Today was the beginning of getting ready for Christmas music season. We had a two hour practice starting at 3. It went way over two hours. I got home about 6:30. In the past month I’ve played the violin three or four times for very short periods. Not really playing any specific music, but working on bowing, intonation, and finding those sweet spots that makes the violin resonate.
Last week I pulled out my three violins to determine which one I should loan to our granddaughter, Faith.
How is it that someone who’s only an amateur player, one who didn’t even start learning how to play the violin until age 37, has three violins?
First, this old beauty, the first violin I learned to play.
She was my mom’s violin from the time she was about 12. Her aunt handed it down to her (Anita) when she wanted to join the school orchestra. Her Aunt Maude had played it since she was in high school at the beginning of the 20th century.
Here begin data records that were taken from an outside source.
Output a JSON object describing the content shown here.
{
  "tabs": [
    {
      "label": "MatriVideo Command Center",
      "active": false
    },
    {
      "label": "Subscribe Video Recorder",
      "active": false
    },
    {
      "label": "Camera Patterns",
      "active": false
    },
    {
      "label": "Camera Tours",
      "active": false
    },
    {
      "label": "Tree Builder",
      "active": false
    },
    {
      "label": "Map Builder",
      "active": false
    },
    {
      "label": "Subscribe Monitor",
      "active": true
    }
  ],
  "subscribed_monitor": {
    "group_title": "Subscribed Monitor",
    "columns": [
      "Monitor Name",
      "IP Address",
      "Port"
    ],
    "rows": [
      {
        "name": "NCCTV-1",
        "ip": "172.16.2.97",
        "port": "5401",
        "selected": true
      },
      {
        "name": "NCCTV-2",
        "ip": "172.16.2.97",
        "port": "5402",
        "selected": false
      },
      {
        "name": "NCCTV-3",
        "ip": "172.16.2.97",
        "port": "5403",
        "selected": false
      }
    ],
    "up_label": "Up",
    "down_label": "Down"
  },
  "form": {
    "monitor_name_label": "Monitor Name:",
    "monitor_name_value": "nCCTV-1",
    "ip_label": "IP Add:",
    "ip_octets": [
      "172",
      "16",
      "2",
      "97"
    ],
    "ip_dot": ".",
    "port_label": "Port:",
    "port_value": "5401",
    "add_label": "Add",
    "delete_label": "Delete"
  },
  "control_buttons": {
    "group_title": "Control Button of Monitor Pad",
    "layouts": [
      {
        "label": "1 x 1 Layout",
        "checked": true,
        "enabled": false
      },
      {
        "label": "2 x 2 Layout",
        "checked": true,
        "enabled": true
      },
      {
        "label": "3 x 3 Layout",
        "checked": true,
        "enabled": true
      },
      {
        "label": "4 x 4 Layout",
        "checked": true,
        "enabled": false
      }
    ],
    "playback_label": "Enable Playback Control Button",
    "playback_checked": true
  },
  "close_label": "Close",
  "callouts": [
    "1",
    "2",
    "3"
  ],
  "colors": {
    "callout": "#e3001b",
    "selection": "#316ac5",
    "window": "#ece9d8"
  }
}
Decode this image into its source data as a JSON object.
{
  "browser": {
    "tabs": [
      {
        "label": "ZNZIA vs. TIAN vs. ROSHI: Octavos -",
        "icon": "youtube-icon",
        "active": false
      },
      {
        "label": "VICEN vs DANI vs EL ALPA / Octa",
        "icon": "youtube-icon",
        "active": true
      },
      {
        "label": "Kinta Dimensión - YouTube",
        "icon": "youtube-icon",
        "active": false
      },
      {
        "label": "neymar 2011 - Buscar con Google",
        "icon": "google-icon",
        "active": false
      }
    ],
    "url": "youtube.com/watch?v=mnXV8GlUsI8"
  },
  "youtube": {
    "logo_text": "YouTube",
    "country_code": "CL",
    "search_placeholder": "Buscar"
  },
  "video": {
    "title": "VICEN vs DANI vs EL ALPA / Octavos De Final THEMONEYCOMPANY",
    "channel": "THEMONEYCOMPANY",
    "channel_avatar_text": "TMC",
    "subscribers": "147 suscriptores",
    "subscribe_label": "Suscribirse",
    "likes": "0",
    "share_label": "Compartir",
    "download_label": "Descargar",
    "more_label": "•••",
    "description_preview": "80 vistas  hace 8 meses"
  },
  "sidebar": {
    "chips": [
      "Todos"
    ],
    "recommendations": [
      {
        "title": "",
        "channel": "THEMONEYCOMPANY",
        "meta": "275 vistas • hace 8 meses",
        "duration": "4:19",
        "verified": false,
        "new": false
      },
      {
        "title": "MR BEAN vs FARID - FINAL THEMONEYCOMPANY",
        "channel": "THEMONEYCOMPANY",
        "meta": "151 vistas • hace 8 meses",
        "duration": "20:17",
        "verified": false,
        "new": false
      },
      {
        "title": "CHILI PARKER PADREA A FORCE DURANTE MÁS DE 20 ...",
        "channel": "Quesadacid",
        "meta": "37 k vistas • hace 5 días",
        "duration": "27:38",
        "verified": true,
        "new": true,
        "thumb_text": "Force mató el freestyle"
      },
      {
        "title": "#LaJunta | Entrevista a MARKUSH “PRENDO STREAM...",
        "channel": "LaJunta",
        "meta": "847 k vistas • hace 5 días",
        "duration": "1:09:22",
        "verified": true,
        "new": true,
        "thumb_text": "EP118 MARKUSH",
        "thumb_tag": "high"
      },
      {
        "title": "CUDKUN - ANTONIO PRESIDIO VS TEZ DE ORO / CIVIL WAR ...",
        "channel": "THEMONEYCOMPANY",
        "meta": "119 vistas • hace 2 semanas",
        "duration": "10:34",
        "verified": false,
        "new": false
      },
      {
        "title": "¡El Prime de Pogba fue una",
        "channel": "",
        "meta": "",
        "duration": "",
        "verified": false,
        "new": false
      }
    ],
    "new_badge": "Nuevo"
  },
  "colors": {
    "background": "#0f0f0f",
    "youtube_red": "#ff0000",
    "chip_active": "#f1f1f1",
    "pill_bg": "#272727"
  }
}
I do not know its history before then but the tag inside has the date of 1813 or 1818 – there’s a bit of rubbed out area on the inside of the final number.
(Faith is the 4th generation violin player spanning about 120 years.)
Around 2000, as the band I play in, Crooked Finger, was preforming more often, even getting paid, Ed felt I needed a better violin. Mom’s violin is nice enough, though slightly high voiced, but it doesn’t project well in a big space. At that time we knew the owner of a music store specializing in bluegrass / folk music instruments. After playing all the violins in our price range (definitely amateur prices!)
I settled on this one, which I named China. (very unoriginal!)
It was made in China in 1996 and I’m the first owner. It has a pleasant, and carrying voice. It’s a bit bigger, with wider fingerboard than the Amati shaped violin of Maude. It’s been a very good violin for me and I played it exclusively for about 4 years.
The marks on China’s finish makes me sad for I took very good care of it. But I loaned it to a young friend who was rapidly moving up in the ranks of the Salem Youth Philharmonic and needed a decent violin. She played China for over a year until she gained First Chair in the SYP and was loaned a quality violin from a patron.
Last but not least: Nellie.
A seminarian at Mt Angel Abbey stopped by the Abbey’s library circulation desk one morning when I was working there in 2005: would I be interested in buying his violin? He’d played all during high school and in the Chicago youth symphony. He loved it but hadn’t played it in over a year. He was at the place where he felt that he was leaving that part of his life behind, besides, he needed the money. He was asking a very fair price, and offered to loan it to me for a week so I could test it and get my violin teacher’s opinion. Having recently retired from a career in the Oregon Symphony she understood what a good violin sounds like. With her approval Nellie soon became my primary instrument. She’s the one that waits next to the wall in the beautiful upright violin box Ed made, easy for me to pick up and play at a moment’s notice.
A happy experience took place a few years after I’d bought Nellie: Crooked Finger was playing at the St Patrick’s dinner gig in Milwaukie (OR). We’d finished a piece when a person approached said “Hi, it’s great to see you playing my old violin!” I was surprised and delighted to see him. He was thrilled to know it was being played. We chatted a bit and I offered to sell it back to him if he missed playing the violin but he was content with his decision to sell it to me.
Each were played in turn as I tried to decide which to send with DD to take to Faith last week when they went to spend Thanksgiving with them. They each have merit, and while none of the violins are expensive violins they do have worth: sentimental, tonal and monetary.
Nellie was fitted with fine tuners for each string – a real bonus! But the pegs of both Maude and China hold very well, remarkably the strings often need no tuning adjustments between sessions – Maude especially so.
In the end I sent China to Faith. She’s already been loaned to one young player and has a few dings to show for it. I also have the feeling that Faith will like the looks of it. I’m endeared to China since Ed bought her for me, a fact that gives it more meaning to Faith who loves her grandpa.